Jackson was about to move to do so, but then the door flew open and about twn human PCA field agents rushed in, taking in the site with confusion. This was followed by Henry Winslor, a Senior Special Agent at PCA and Jackson’s direct supervisor.
The questions and conversations came flooding all at once.
“Did the demon put up a fight, Jackson? Are those its offspring?” Winlsor wanted to know, assessing the infants with narrowed eyes.
“Shouldn’t we terminate them now?” asked a field agent, twitching around nervously as his gaze shifted back and forth between the two infants.
“Male or female?” another wanted to know.
One of them checked the remaining infant in the bassinet, who immediately started crying. In fact, both were in tears by the disturbance of the intruders.
“I got lucky,” Jackson said after a moment, speaking honestly, somewhat more disturbed by this new scene than the one he had witnessed moments ago with the succubus.
“This one’s male,” said one of the agent’s, holding the screaming infant as one would a sack of flour, tenderly so as not to cause spillage yet with no true care.
“Jackson? That one?” Winslor barked.
Jackson blinked, taking another moment to catch up, suddenly feeling a rush of reluctance to obey and quite unsure as to why.
“Male as well,” he announced after he had checked.
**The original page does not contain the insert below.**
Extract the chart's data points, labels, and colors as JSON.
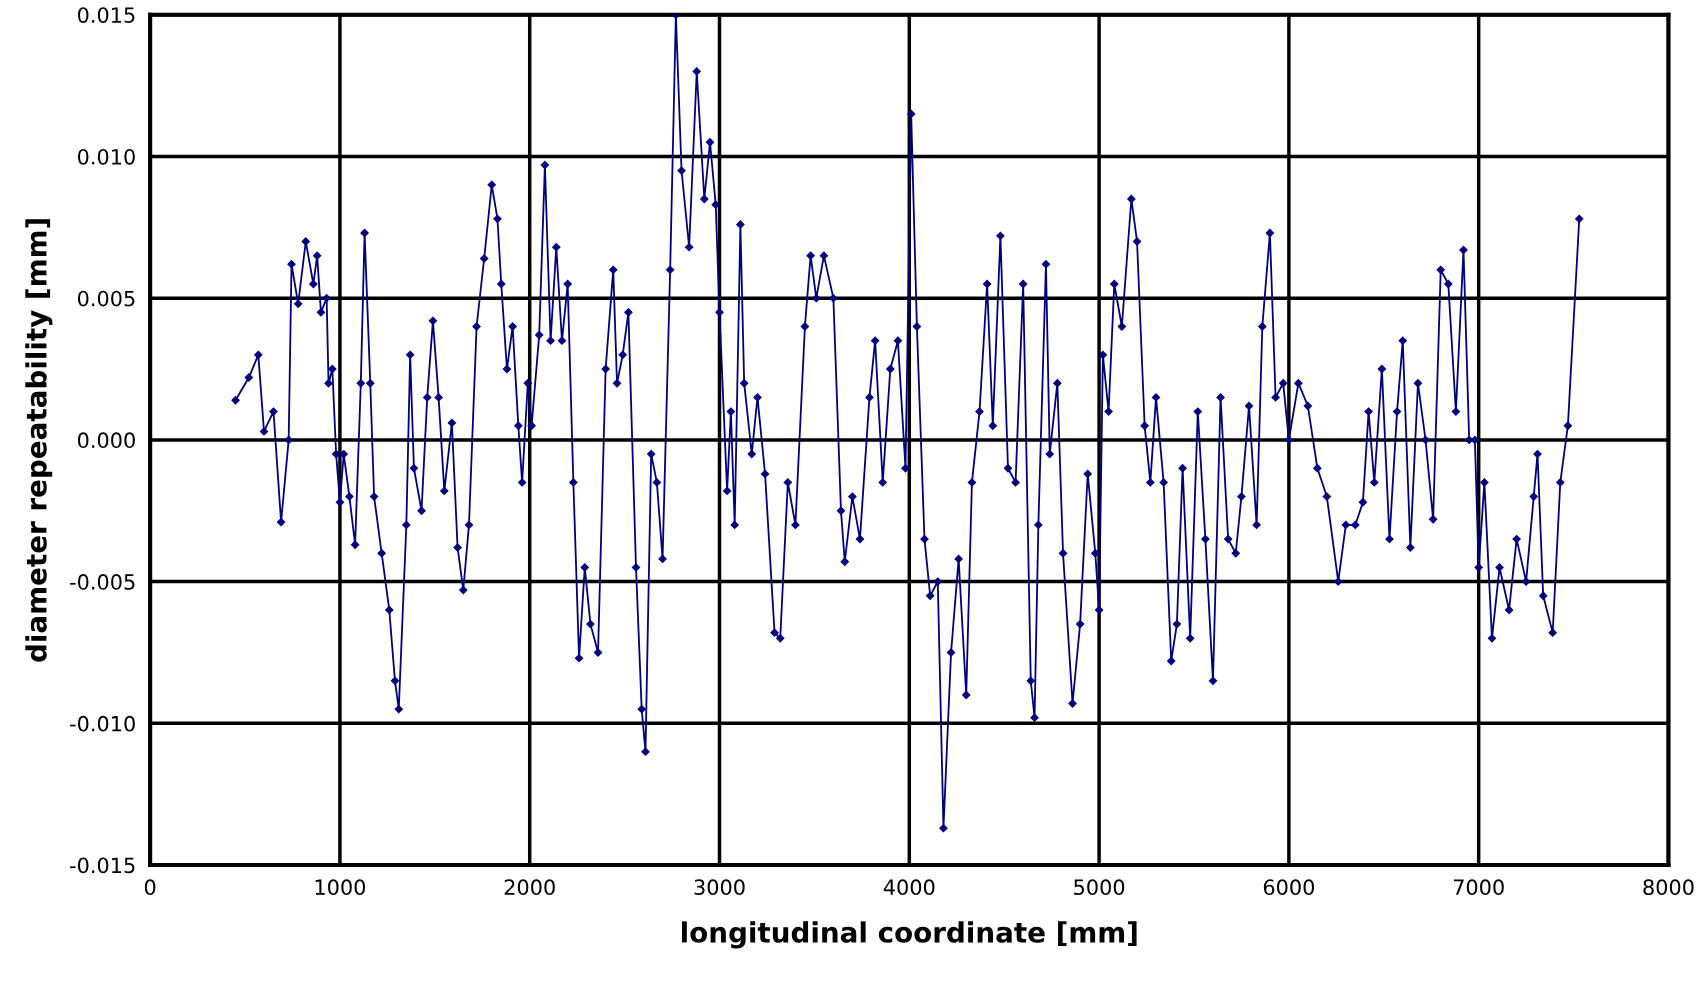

“Incubi,” Winslor said reverently, looking at the small child in Jackson’s arm with a kind of wonder that Jackson sometimes spotted on PCA scientists, when they were dissecting a particularly unique paranormal, and therefore it was the kind of look that made his stomach turn.
“What should be done with them, sir?” Jackson nearly snapped, wanting nothing more in the moment than for the man to move his gaze away from the infant he held.
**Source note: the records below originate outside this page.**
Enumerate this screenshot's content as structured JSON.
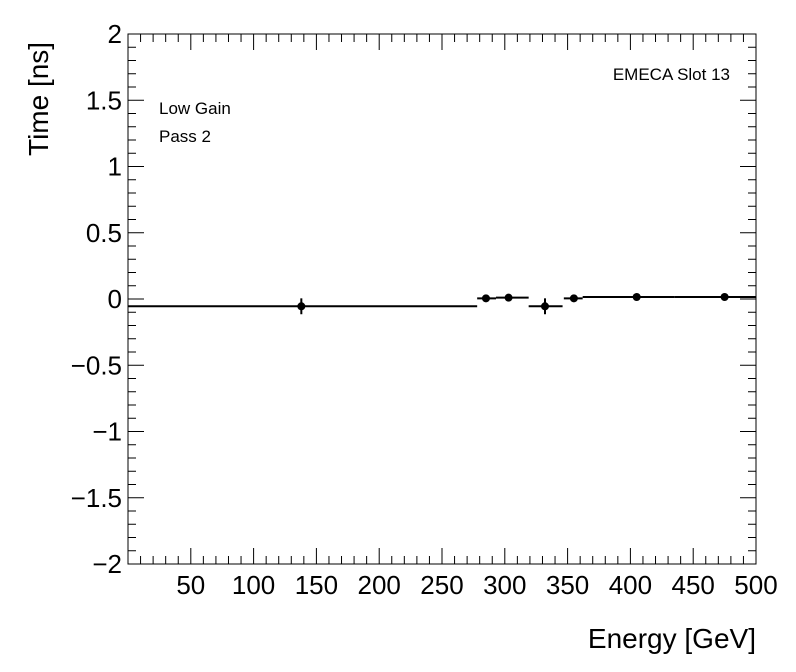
{
  "chart_data": {
    "type": "scatter",
    "title": "",
    "xlabel": "Energy [GeV]",
    "ylabel": "Time [ns]",
    "xlim": [
      0,
      500
    ],
    "ylim": [
      -2,
      2
    ],
    "x_ticks": [
      50,
      100,
      150,
      200,
      250,
      300,
      350,
      400,
      450,
      500
    ],
    "y_ticks": [
      -2,
      -1.5,
      -1,
      -0.5,
      0,
      0.5,
      1,
      1.5,
      2
    ],
    "y_tick_labels": [
      "−2",
      "−1.5",
      "−1",
      "−0.5",
      "0",
      "0.5",
      "1",
      "1.5",
      "2"
    ],
    "annotations": {
      "slot": "EMECA Slot 13",
      "gain": "Low Gain",
      "pass": "Pass 2"
    },
    "grid": false,
    "points": [
      {
        "x": 138,
        "y": -0.055,
        "xerr_low": 138,
        "xerr_high": 140,
        "yerr": 0.06
      },
      {
        "x": 285,
        "y": 0.005,
        "xerr_low": 7,
        "xerr_high": 8,
        "yerr": 0.02
      },
      {
        "x": 303,
        "y": 0.01,
        "xerr_low": 10,
        "xerr_high": 16,
        "yerr": 0.02
      },
      {
        "x": 332,
        "y": -0.055,
        "xerr_low": 13,
        "xerr_high": 14,
        "yerr": 0.06
      },
      {
        "x": 355,
        "y": 0.005,
        "xerr_low": 8,
        "xerr_high": 7,
        "yerr": 0.02
      },
      {
        "x": 405,
        "y": 0.015,
        "xerr_low": 43,
        "xerr_high": 30,
        "yerr": 0.015
      },
      {
        "x": 475,
        "y": 0.015,
        "xerr_low": 40,
        "xerr_high": 25,
        "yerr": 0.015
      }
    ]
  }
}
Winslor frowned thoughtfully, looking back and forth between the small boys.
“Take that one to the labs, make sure the doctors don’t immediately dissect it without observations first,” he said finally, pointing to the infant in the arms of the other agent. “And this one,” he said, turning to look at the incubus nestling in Jackson’s arms, finally calming. “Take this one to the stocks. We’ll give this one a home. See how it turns out before we terminate it.”